You may find a sort of pleasing melancholy, of tender romance, in watching the first tints of Autumn stealing over the Summer, from the very first, when

“The long-smouldering fire within the trees
Begins to blaze through vents,”

until,—tree by tree, wood by wood, landscape by landscape,—they stand in their glory—

“The death-flushed trees, that, in the falling year,
As the Assyrian monarch, clothe themselves
In their most gorgeous pageantry to die.”

Then the first frosts, and the calm clear mornings, and the grey fresh blue of the evenings, with their sprinkling of intensely piercingly glittering stars. And then the deep spell upon the trees is broken, and we stand and watch while, now in a shower and now singly,

“The calm leaves float
Each to his rest beneath their parent shade,”

and the year seems just passing away like a beautiful dissolving view.

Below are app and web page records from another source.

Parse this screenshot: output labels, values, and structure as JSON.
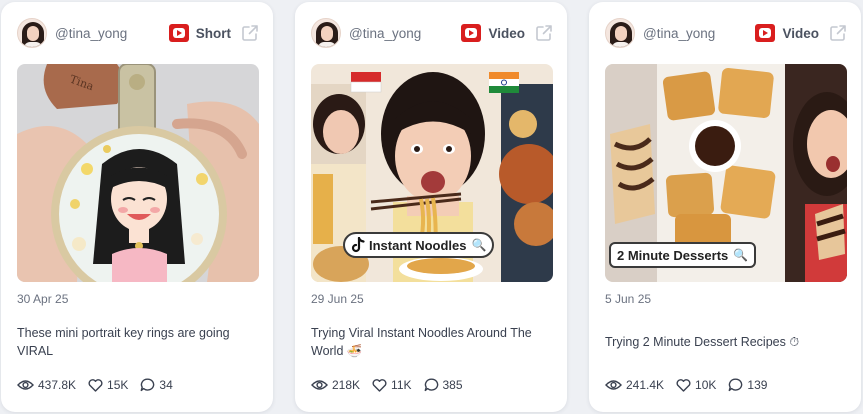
{
  "cards": [
    {
      "handle": "@tina_yong",
      "type_label": "Short",
      "date": "30 Apr 25",
      "title": "These mini portrait key rings are going VIRAL",
      "views": "437.8K",
      "likes": "15K",
      "comments": "34",
      "thumb_text": "",
      "keychain_brand": "Tina"
    },
    {
      "handle": "@tina_yong",
      "type_label": "Video",
      "date": "29 Jun 25",
      "title": "Trying Viral Instant Noodles Around The World 🍜",
      "views": "218K",
      "likes": "11K",
      "comments": "385",
      "thumb_text": "Instant Noodles"
    },
    {
      "handle": "@tina_yong",
      "type_label": "Video",
      "date": "5 Jun 25",
      "title": "Trying 2 Minute Dessert Recipes ⏱",
      "views": "241.4K",
      "likes": "10K",
      "comments": "139",
      "thumb_text": "2 Minute Desserts"
    }
  ],
  "colors": {
    "page_bg": "#eef0f4",
    "card_bg": "#ffffff",
    "youtube_red": "#d91e1e",
    "text": "#3a4150",
    "muted": "#6b7280"
  },
  "icons": {
    "platform": "youtube-icon",
    "external": "external-link-icon",
    "views": "eye-icon",
    "likes": "heart-icon",
    "comments": "comment-icon"
  }
}
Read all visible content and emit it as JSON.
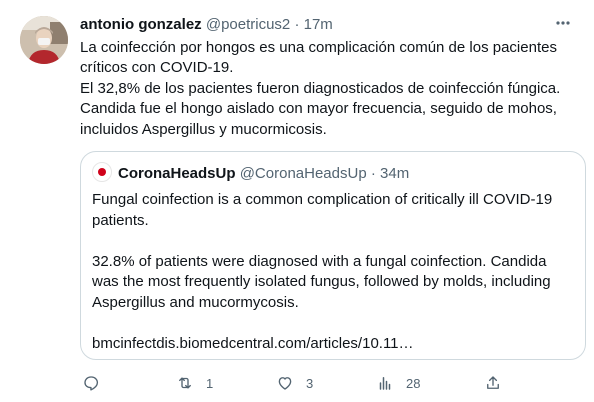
{
  "tweet": {
    "author_name": "antonio gonzalez",
    "author_handle": "@poetricus2",
    "separator": "·",
    "time": "17m",
    "text_lines": [
      "La coinfección por hongos es una complicación común de los pacientes",
      "críticos con COVID-19.",
      " El 32,8% de los pacientes fueron diagnosticados de coinfección fúngica.",
      "Candida fue el hongo aislado con mayor frecuencia, seguido de mohos,",
      "incluidos Aspergillus y mucormicosis."
    ]
  },
  "quote": {
    "author_name": "CoronaHeadsUp",
    "author_handle": "@CoronaHeadsUp",
    "separator": "·",
    "time": "34m",
    "text_lines": [
      "Fungal coinfection is a common complication of critically ill COVID-19",
      "patients.",
      "",
      "32.8% of patients were diagnosed with a fungal  coinfection. Candida",
      "was the most frequently isolated fungus, followed by molds, including",
      "Aspergillus and mucormycosis.",
      "",
      "bmcinfectdis.biomedcentral.com/articles/10.11…"
    ]
  },
  "actions": {
    "reply_icon": "reply-icon",
    "retweet_icon": "retweet-icon",
    "retweet_count": "1",
    "like_icon": "heart-icon",
    "like_count": "3",
    "analytics_icon": "analytics-icon",
    "analytics_count": "28",
    "share_icon": "share-icon"
  },
  "colors": {
    "text": "#0f1419",
    "muted": "#536471",
    "border": "#cfd9de",
    "quote_avatar_red": "#d0021b"
  }
}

There is also something to keep you up, something of excitement and stir, and glow, in the brave October days, when a great wind comes roaring and booming over the land, and you see the tall ash trees toss up their wild arms in dismay, and a deep roar gathers in the elms, and a far hissing in the pines, and from that beech avenue,

“The flying gold of the ruined woodlands
Drives through the air.”

You can walk out, and press your hat on to your head, and button your coat, and labour up the rising downs, yielding no foot to the blustering screaming wind; and a glow and exhilaration tingles in your veins as you march on, with pace no whit slackened for all its vehement opposition.